I will consider circulating findings in the LGBTQ+ staff network as a form of ethical reciprocity, the project ‘giving back’ (Tubaro, 2021). Dissemination is an ethical issue, but participants would be newly contacted and given advanced access to documents before circulation, which would be within a supportive network. I will consider communicating my findings in an academic journal article and/or conference paper. This would maximise the impact of my ARP and add to my portfolio of expertise. However, as an HPL, this is an additional burden characteristic of a neoliberal system in which I feel the pressure to produce academic research which benefits the institution, in what has been termed ‘mission creep’ (Henderson, 2009), while also experiencing employment precarity (Rogler, 2019). To address the lack of sufficient attention to LGBTQ+ identities in PgCcert content, I will offer feedback to influence its future direction in course reapproval.
Bibliography
Henderson, B. B. (2009) ‘Mission creep and teaching at the master’s university’, College Teaching, 57(4) pp. 185-187
Kelly, N. (2021) Foreword. UCAS-Stonewall: Next Steps: What is the experience of LGBT+ students in education?. Accessed 17th Dec 2025 at: <https://www.ucas.com/data-and-analysis/undergraduate-statistics-and-reports/ucas-reports/next-steps-ucas-report-lgbt-students>
Kosofsky Sedgwick, E. (1994 [1990]) Epistemology of the closet. London: Penguin.

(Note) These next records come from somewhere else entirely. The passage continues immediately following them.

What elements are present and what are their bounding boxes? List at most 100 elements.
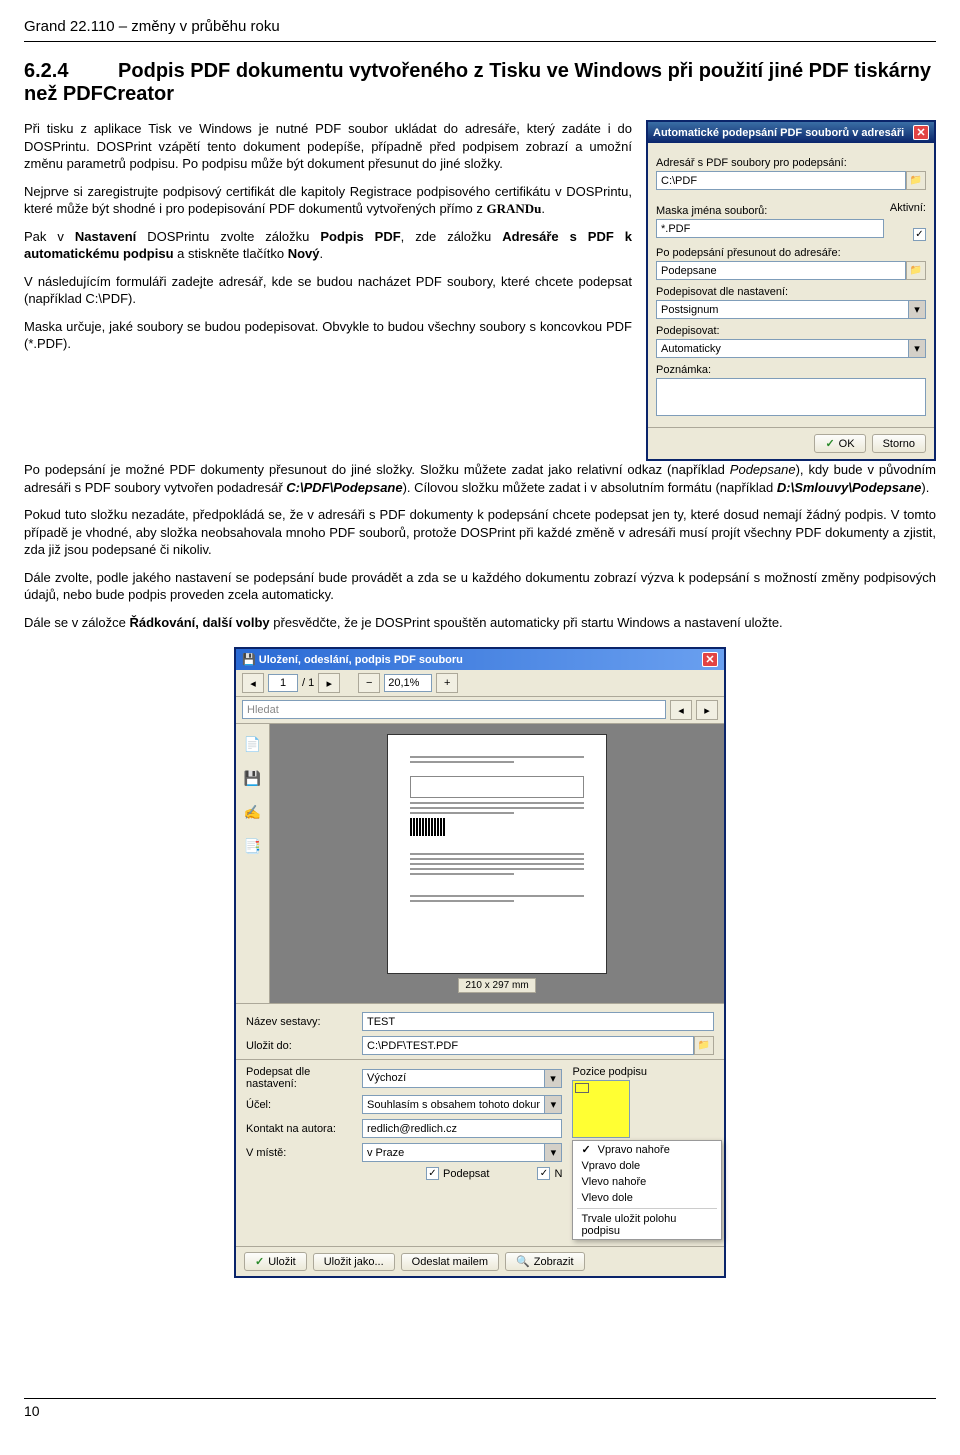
dialog1-title-text: Automatické podepsání PDF souborů v adre…	[653, 127, 904, 139]
paragraph-6: Po podepsání je možné PDF dokumenty přes…	[24, 461, 936, 496]
sign-icon[interactable]: ✍️	[241, 800, 265, 824]
dialog2-titlebar[interactable]: 💾 Uložení, odeslání, podpis PDF souboru …	[236, 649, 724, 670]
textarea-poznamka[interactable]	[656, 378, 926, 416]
chevron-down-icon-4[interactable]: ▾	[545, 1095, 562, 1114]
p6a: Po podepsání je možné PDF dokumenty přes…	[24, 462, 730, 477]
lbl-podepsatdle: Podepsat dle nastavení:	[246, 1066, 356, 1090]
page-total-label: / 1	[302, 677, 314, 689]
lbl-aktivni: Aktivní:	[890, 202, 926, 214]
p6c: ). Cílovou složku můžete zadat i v absol…	[403, 480, 777, 495]
p2-tail: .	[541, 201, 545, 216]
checkbox-aktivni[interactable]: ✓	[913, 228, 926, 241]
storno-button[interactable]: Storno	[872, 434, 926, 453]
i-dsml: D:\Smlouvy\Podepsane	[777, 480, 921, 495]
search-input[interactable]	[242, 700, 666, 719]
p3c: , zde záložku	[401, 229, 503, 244]
prev-page-icon[interactable]: ◂	[242, 673, 264, 693]
zobrazit-button[interactable]: 🔍 Zobrazit	[505, 1252, 584, 1271]
close-icon[interactable]: ✕	[913, 125, 929, 140]
section-number: 6.2.4	[24, 60, 68, 82]
lbl-vmiste: V místě:	[246, 1147, 356, 1159]
position-context-menu: Vpravo nahoře Vpravo dole Vlevo nahoře V…	[572, 1140, 722, 1240]
select-ucel[interactable]	[362, 1095, 545, 1114]
browse-folder-icon-3[interactable]: 📁	[694, 1036, 714, 1055]
section-title-text: Podpis PDF dokumentu vytvořeného z Tisku…	[24, 60, 931, 105]
browse-folder-icon-2[interactable]: 📁	[906, 261, 926, 280]
search-prev-icon[interactable]: ◂	[670, 700, 692, 720]
lbl-maska: Maska jména souborů:	[656, 205, 884, 217]
check-icon-2: ✓	[255, 1255, 264, 1268]
zobrazit-label: Zobrazit	[534, 1256, 574, 1268]
lbl-ucel: Účel:	[246, 1099, 356, 1111]
p6d: ).	[921, 480, 929, 495]
magnifier-icon: 🔍	[516, 1255, 530, 1268]
next-page-icon[interactable]: ▸	[318, 673, 340, 693]
menu-item-vlevo-dole[interactable]: Vlevo dole	[573, 1190, 721, 1206]
ok-button[interactable]: ✓OK	[814, 434, 865, 453]
ok-label: OK	[839, 438, 855, 450]
dialog2-toolbar: ◂ / 1 ▸ − +	[236, 670, 724, 697]
input-adresar[interactable]	[656, 171, 906, 190]
dialog-save-send-sign: 💾 Uložení, odeslání, podpis PDF souboru …	[234, 647, 726, 1278]
ulozit-label: Uložit	[268, 1256, 296, 1268]
page-icon[interactable]: 📄	[241, 732, 265, 756]
page-size-label: 210 x 297 mm	[458, 978, 535, 993]
checkbox-podepsat[interactable]: ✓	[426, 1167, 439, 1180]
lbl-adresar: Adresář s PDF soubory pro podepsání:	[656, 157, 926, 169]
ulozit-jako-button[interactable]: Uložit jako...	[313, 1253, 395, 1271]
pdf-preview-area: 210 x 297 mm	[270, 724, 724, 1003]
zoom-input[interactable]	[384, 674, 432, 692]
chk-podepsat-label: Podepsat	[443, 1168, 489, 1180]
menu-item-trvale-ulozit[interactable]: Trvale uložit polohu podpisu	[573, 1211, 721, 1239]
search-next-icon[interactable]: ▸	[696, 700, 718, 720]
lbl-kontakt: Kontakt na autora:	[246, 1123, 356, 1135]
input-kontakt[interactable]	[362, 1119, 562, 1138]
lbl-pozice: Pozice podpisu	[572, 1066, 722, 1078]
select-podepsatdle[interactable]	[362, 1069, 545, 1088]
p9b: přesvědčte, že je DOSPrint spouštěn auto…	[270, 615, 783, 630]
p3b: DOSPrintu zvolte záložku	[136, 229, 320, 244]
b-podpispdf: Podpis PDF	[320, 229, 400, 244]
zoom-in-icon[interactable]: +	[436, 673, 458, 693]
page-footer: 10	[24, 1398, 936, 1419]
select-podepisovat[interactable]	[656, 339, 909, 358]
lbl-nazev: Název sestavy:	[246, 1016, 356, 1028]
lbl-poznamka: Poznámka:	[656, 364, 926, 376]
lbl-ulozitdo: Uložit do:	[246, 1040, 356, 1052]
paragraph-5: Maska určuje, jaké soubory se budou pode…	[24, 318, 632, 353]
signature-position-preview[interactable]	[572, 1080, 630, 1138]
odeslat-mailem-button[interactable]: Odeslat mailem	[401, 1253, 499, 1271]
dialog1-titlebar[interactable]: Automatické podepsání PDF souborů v adre…	[648, 122, 934, 143]
zoom-out-icon[interactable]: −	[358, 673, 380, 693]
select-dle[interactable]	[656, 300, 909, 319]
lbl-dle: Podepisovat dle nastavení:	[656, 286, 926, 298]
input-nazev[interactable]	[362, 1012, 714, 1031]
b-nastaveni: Nastavení	[75, 229, 136, 244]
pdf-page-preview	[387, 734, 607, 974]
save-icon[interactable]: 💾	[241, 766, 265, 790]
chevron-down-icon[interactable]: ▾	[909, 300, 926, 319]
chevron-down-icon-2[interactable]: ▾	[909, 339, 926, 358]
paragraph-7: Pokud tuto složku nezadáte, předpokládá …	[24, 506, 936, 559]
paragraph-9: Dále se v záložce Řádkování, další volby…	[24, 614, 936, 632]
checkbox-n[interactable]: ✓	[537, 1167, 550, 1180]
paragraph-4: V následujícím formuláři zadejte adresář…	[24, 273, 632, 308]
header-rule	[24, 41, 936, 42]
chevron-down-icon-5[interactable]: ▾	[545, 1143, 562, 1162]
input-maska[interactable]	[656, 219, 884, 238]
input-presunout[interactable]	[656, 261, 906, 280]
input-ulozitdo[interactable]	[362, 1036, 694, 1055]
close-icon-2[interactable]: ✕	[702, 652, 718, 667]
ulozit-button[interactable]: ✓ Uložit	[244, 1252, 307, 1271]
menu-item-vpravo-dole[interactable]: Vpravo dole	[573, 1158, 721, 1174]
browse-folder-icon[interactable]: 📁	[906, 171, 926, 190]
page-number-input[interactable]	[268, 674, 298, 692]
select-vmiste[interactable]	[362, 1143, 545, 1162]
p3a: Pak v	[24, 229, 75, 244]
body-text-column: Při tisku z aplikace Tisk ve Windows je …	[24, 120, 632, 461]
document-icon[interactable]: 📑	[241, 834, 265, 858]
page-number: 10	[24, 1403, 40, 1419]
chevron-down-icon-3[interactable]: ▾	[545, 1069, 562, 1088]
menu-item-vlevo-nahore[interactable]: Vlevo nahoře	[573, 1174, 721, 1190]
menu-item-vpravo-nahore[interactable]: Vpravo nahoře	[573, 1141, 721, 1158]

McGill, C. M. and Joslin, J. E. (2021) Advising lesbian, gay, bisexual, transgender and queer college students. Sterling: Stylus Publishing
Rogler, C. R. (2019) ‘Insatiable greed: performance pressure and precarity in the neoliberalised university’, Social Anthropology: Special Issue on Politics of Precarity: Neoliberal Academia Under Austerity Measures and Authoritarian Threat, 27 pp. 1-117
Tubaro, P. (2021) Whose results are these anyway? Reciprocity and the ethics of “giving back” after social network research, Social Networks, 67, pp. 65-73.